However, before FS organisations can utilise data-driven insights, they need to ensure that they can adequately protect and secure that data, whilst also complying with mandatory regulatory requirements and governance laws.
The regulation minefield
Regulatory compliance in the FS sector is a complex field to navigate. Whether its potential financial fraud or money laundering, risk comes in many different forms. Due to their very nature – and the type of data that they hold – FS businesses are usually placed under the heaviest of scrutiny when it comes to achieving compliance and data governance, arguably held to a higher standard than those operating in any other industry.
In fact, research undertaken last month discovered that the General Data Protection Regulation (GDPR) has had a greater impact on FS organisations than any other sector. Every respondent working in finance reported that the changes made to their organisation’s cyber security strategies in the last three years were, at least to some extent, as a result of the regulation.
To make matters even more confusing, the goalpost for 100% compliance is continually moving. In fact, between 2008 and 2016, there was a 500% increase in regulatory changes in developed markets. So even when organisations think they are on the right track, they cannot afford to become complacent. The Markets in Financial Instruments Directive (MiFID II), the requirements for central clearing and the second Payment Service Directive (PSD2), are just some examples of the regulations that have forced significant changes on the banking environment in recent years.
Keeping a handle on this legal minefield is only made more challenging by the fact that many FS organisations are juggling an unimaginable amount of data. This data is often complex and of poor quality. Structured, semi-structured and unstructured, it is stored in many different places – whether that’s in data lakes, on premise or in multi-cloud environments. FS organisations can find it extremely difficult just to find out exactly what information they are storing, let alone ensure that they are meeting the many requirements laid out by industry regulations.
A secret weapon
Modern technologies, such as data virtualisation, can help FS organisations to get a handle on their data – regardless of where it is stored or what format it is in. Through a single logical view of all data across an organisation, it boosts visibility and real-time availability of data. This means that governance, security and compliance can be centralised, vastly improving control and removing the need for repeatedly moving and copying the data around the enterprise. This can have an immediate impact in terms of enabling FS organisations to avoid data proliferation and ‘shadow’ IT.

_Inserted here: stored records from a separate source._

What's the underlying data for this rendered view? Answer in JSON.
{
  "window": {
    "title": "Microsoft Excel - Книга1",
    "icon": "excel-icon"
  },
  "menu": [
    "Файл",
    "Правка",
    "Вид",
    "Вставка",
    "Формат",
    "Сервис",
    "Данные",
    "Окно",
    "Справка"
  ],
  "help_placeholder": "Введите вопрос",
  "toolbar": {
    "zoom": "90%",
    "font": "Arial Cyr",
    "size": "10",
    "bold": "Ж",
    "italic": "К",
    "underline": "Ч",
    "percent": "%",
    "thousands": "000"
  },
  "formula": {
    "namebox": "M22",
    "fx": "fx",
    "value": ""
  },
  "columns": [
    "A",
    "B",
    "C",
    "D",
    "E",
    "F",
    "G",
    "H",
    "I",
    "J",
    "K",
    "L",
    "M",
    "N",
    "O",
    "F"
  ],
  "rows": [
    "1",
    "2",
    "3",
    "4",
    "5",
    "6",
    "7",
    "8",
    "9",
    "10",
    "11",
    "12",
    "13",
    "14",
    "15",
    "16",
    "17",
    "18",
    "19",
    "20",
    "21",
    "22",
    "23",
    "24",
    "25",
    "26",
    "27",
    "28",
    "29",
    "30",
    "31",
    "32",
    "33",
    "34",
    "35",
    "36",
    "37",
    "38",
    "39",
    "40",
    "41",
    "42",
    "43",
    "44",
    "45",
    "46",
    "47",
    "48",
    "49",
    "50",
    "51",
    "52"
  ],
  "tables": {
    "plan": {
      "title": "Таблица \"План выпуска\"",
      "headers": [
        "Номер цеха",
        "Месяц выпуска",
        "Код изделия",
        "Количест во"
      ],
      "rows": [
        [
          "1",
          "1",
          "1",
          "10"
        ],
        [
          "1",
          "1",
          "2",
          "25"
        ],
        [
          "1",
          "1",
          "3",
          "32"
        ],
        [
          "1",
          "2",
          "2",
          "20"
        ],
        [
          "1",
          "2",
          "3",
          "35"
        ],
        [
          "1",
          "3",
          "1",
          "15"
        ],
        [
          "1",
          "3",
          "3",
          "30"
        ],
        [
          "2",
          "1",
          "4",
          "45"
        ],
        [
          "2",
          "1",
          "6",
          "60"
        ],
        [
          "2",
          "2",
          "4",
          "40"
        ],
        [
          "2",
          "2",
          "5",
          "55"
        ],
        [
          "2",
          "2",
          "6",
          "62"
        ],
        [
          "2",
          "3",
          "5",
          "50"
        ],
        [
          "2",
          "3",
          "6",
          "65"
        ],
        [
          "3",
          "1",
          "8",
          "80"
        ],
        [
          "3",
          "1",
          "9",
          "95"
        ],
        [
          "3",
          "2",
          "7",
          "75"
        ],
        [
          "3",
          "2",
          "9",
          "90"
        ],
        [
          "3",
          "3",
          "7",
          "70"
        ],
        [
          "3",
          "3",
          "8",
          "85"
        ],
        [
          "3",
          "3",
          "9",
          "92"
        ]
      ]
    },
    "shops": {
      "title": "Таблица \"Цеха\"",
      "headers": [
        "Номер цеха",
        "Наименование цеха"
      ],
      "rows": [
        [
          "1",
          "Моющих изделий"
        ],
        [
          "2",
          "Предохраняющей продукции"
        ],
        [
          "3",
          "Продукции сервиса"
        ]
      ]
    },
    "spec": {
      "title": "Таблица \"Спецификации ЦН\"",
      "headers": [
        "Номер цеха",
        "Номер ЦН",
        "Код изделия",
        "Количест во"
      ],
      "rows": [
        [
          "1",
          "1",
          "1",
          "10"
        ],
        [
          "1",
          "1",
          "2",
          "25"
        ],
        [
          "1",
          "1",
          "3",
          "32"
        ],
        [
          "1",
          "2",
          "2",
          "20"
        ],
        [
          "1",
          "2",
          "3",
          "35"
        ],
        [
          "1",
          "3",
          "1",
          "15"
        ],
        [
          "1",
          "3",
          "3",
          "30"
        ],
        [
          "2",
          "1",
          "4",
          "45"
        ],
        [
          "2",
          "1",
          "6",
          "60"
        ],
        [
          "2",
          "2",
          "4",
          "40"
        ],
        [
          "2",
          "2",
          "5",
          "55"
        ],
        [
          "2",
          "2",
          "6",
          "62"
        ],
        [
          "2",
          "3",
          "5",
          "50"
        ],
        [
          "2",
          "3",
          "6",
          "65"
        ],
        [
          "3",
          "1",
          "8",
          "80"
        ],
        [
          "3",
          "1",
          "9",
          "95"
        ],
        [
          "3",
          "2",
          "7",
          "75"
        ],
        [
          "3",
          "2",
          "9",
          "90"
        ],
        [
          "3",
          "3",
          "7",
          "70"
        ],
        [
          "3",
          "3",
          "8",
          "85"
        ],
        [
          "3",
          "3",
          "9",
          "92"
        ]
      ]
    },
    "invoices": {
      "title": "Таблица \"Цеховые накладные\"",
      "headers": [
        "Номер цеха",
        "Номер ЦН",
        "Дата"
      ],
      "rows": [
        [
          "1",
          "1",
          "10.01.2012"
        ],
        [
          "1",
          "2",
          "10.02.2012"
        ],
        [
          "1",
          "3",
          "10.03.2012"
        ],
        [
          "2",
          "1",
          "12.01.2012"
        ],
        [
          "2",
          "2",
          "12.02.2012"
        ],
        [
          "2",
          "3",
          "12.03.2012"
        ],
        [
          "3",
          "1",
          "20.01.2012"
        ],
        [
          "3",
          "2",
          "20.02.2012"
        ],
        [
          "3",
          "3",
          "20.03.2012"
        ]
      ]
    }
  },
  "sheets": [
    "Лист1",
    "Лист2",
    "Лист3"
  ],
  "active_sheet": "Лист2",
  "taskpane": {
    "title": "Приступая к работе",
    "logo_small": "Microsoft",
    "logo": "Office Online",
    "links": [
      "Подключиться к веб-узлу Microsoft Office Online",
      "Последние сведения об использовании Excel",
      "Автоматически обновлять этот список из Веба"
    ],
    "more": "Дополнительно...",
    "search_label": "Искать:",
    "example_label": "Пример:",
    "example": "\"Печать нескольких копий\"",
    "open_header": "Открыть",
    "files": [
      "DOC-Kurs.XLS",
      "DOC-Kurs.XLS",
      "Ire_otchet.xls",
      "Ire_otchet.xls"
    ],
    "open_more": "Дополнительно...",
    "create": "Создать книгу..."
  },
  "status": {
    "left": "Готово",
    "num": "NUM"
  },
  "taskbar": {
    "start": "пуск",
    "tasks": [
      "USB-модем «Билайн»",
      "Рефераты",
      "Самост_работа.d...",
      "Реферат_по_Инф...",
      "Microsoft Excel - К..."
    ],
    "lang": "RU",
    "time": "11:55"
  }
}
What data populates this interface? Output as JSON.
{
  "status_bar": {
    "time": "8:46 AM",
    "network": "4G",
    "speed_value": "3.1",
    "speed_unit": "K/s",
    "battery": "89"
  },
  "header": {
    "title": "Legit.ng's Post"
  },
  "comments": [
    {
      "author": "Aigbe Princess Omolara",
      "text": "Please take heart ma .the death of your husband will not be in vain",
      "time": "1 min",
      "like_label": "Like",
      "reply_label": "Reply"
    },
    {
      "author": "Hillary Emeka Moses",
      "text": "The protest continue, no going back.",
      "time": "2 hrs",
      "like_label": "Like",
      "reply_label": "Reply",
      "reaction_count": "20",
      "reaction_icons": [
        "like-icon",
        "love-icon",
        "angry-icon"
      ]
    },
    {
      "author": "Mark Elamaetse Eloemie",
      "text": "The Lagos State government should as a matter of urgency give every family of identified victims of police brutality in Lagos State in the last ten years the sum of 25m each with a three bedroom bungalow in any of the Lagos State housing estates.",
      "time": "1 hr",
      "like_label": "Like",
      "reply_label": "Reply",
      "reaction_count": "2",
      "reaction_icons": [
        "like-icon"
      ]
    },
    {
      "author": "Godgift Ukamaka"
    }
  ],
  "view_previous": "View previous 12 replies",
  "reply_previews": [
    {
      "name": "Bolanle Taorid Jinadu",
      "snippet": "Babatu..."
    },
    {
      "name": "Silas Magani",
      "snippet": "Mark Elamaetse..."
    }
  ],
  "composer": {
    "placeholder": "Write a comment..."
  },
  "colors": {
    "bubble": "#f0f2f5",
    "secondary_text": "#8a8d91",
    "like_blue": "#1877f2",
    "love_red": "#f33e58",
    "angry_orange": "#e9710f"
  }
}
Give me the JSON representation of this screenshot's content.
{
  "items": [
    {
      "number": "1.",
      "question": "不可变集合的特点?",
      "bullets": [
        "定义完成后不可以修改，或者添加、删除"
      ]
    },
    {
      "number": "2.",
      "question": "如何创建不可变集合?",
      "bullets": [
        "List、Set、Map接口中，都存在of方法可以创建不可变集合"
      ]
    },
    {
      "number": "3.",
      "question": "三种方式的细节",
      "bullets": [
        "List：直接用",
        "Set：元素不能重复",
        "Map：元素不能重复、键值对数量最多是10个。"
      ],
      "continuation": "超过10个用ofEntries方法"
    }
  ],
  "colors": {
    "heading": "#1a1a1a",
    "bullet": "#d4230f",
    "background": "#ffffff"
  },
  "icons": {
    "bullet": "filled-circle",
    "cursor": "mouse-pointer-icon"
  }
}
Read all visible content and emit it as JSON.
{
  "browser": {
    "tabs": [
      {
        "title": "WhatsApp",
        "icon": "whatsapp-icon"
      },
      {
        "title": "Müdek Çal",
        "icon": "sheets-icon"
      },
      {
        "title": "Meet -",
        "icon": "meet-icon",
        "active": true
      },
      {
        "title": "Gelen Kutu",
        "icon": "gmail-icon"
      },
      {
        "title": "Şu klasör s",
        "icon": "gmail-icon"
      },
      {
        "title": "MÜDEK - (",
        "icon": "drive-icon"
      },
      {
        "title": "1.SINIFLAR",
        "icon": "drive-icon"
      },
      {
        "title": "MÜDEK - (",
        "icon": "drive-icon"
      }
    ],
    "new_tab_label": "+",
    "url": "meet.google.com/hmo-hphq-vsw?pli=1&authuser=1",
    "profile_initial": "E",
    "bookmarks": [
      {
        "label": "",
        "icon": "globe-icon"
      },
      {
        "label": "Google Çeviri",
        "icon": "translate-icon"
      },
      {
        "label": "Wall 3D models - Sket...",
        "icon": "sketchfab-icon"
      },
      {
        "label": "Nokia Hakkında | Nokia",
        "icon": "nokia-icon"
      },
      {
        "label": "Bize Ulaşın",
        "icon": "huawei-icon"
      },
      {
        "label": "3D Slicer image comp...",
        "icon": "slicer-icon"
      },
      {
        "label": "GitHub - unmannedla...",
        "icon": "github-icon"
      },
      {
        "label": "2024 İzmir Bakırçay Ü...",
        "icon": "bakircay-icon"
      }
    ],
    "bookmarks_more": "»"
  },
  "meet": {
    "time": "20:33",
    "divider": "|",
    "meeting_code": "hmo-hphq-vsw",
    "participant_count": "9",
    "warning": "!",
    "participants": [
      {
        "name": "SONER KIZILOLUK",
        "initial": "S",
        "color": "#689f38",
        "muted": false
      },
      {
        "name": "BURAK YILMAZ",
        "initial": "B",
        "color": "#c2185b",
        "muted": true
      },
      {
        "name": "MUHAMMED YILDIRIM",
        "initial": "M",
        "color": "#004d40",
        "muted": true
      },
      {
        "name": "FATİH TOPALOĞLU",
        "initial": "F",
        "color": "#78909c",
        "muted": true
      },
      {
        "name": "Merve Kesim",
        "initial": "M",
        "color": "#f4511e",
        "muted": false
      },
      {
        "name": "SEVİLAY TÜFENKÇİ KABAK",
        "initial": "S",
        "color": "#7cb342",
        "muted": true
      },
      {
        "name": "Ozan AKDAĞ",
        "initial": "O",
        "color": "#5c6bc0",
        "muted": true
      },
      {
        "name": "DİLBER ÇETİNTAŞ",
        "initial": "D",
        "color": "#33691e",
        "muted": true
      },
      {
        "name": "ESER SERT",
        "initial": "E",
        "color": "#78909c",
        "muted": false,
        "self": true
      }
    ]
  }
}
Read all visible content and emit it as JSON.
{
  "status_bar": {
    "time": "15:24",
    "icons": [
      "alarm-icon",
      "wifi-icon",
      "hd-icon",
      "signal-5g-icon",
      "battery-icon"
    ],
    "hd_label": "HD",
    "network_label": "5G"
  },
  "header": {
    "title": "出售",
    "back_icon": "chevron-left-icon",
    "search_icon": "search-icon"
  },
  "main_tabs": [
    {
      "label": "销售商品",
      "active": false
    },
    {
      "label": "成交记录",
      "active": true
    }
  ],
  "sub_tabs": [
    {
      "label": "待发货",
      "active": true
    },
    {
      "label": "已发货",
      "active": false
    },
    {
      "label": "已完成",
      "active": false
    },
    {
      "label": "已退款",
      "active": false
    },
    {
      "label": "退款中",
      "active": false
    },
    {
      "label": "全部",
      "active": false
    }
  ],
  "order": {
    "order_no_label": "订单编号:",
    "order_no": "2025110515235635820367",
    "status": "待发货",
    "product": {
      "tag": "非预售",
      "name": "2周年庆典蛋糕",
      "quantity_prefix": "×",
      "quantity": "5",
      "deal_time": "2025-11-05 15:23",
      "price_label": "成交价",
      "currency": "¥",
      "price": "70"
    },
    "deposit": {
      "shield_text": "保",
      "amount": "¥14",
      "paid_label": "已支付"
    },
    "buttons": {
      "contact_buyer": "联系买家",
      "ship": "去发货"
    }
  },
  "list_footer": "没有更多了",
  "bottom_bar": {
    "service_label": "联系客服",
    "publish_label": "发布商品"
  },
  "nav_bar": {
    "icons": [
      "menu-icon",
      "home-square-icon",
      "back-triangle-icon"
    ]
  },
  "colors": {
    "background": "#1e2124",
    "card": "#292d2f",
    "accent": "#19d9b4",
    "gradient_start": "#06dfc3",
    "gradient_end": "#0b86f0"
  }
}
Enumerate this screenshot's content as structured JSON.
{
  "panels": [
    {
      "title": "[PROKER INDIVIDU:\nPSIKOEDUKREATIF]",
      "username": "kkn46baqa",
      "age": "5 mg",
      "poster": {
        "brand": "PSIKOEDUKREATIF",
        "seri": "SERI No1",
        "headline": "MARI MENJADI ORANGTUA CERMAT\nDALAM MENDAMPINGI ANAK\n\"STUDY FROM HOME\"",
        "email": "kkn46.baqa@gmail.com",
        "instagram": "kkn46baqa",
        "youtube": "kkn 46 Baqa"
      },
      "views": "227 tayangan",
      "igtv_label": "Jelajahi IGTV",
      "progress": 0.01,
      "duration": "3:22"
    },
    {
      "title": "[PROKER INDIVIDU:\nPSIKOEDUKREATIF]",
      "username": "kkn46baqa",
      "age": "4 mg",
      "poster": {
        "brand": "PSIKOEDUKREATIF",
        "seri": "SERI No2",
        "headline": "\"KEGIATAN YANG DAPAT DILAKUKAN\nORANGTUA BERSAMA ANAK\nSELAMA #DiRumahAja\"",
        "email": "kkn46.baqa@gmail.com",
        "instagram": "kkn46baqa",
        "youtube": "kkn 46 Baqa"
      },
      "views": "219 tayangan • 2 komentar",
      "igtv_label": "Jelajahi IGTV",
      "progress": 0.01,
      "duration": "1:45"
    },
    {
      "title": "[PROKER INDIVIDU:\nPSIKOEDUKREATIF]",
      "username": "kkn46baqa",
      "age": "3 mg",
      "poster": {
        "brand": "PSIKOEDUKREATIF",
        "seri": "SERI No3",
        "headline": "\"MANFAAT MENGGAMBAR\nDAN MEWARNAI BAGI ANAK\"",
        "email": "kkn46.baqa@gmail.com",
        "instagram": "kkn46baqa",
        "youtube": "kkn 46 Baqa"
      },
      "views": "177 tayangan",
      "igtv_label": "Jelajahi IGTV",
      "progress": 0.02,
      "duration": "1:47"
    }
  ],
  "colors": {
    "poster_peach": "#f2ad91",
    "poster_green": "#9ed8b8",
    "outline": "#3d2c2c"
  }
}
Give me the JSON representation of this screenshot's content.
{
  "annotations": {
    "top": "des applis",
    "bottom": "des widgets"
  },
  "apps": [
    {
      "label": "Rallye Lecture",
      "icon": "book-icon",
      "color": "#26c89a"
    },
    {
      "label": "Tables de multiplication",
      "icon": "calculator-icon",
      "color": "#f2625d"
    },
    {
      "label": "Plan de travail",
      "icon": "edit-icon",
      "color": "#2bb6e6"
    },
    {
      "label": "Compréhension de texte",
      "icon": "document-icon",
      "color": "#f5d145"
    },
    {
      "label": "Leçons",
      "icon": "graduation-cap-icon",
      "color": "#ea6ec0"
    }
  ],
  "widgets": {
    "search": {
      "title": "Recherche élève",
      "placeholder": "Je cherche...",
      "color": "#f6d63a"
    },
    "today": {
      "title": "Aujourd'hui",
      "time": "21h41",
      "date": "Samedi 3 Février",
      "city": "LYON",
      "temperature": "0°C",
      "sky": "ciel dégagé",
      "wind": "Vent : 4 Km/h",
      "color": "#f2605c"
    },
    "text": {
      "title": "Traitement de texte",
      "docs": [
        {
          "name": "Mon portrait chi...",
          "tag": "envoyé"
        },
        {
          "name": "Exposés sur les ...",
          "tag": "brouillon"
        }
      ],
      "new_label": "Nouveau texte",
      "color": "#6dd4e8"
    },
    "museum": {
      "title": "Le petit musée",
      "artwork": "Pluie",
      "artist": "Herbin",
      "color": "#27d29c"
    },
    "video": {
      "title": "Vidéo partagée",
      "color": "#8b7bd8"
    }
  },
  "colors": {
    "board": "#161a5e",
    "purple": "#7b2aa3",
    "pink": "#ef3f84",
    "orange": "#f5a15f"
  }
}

In addition to this, when a new regulation is put in place, data virtualisation provides a way to easily find and access that data, so FS organisations can respond – without having to worry about alternative versions of that data – and ensures that they remain compliant from the offset. This level of control can be reflected even down to the finest details. For example, it is possible to set up access to governance rules through which operators can easily select who has access to what information across the organisation. They can alter settings for sharing, removing silos, masking and filtering through defined, role-based data access. In terms of governance, this feature is essential, ensuring that only those who have the correct permissions to access sensitive information are able to do so.
Compliance is a requirement that will be there forever. In fact, its role is only likely to increase as law catches up with technological advancement and the regulatory landscape continues to change. For FS organisations, failure to meet the latest legal requirements could be devastating. The monetary fines – although substantial – come second to the potential reputation damage associated with non-compliance. It could be the difference between an organisation surviving and failing in today’s climate.
No one knows what is around the corner. Whilst some companies may think they are ahead of the compliance game today, that could all change with the introduction of a new regulation tomorrow. The best way to ensure future compliance is to get a handle on your data. By providing total visibility, data virtualisation is helping organisations to gain back control and win the war for compliance.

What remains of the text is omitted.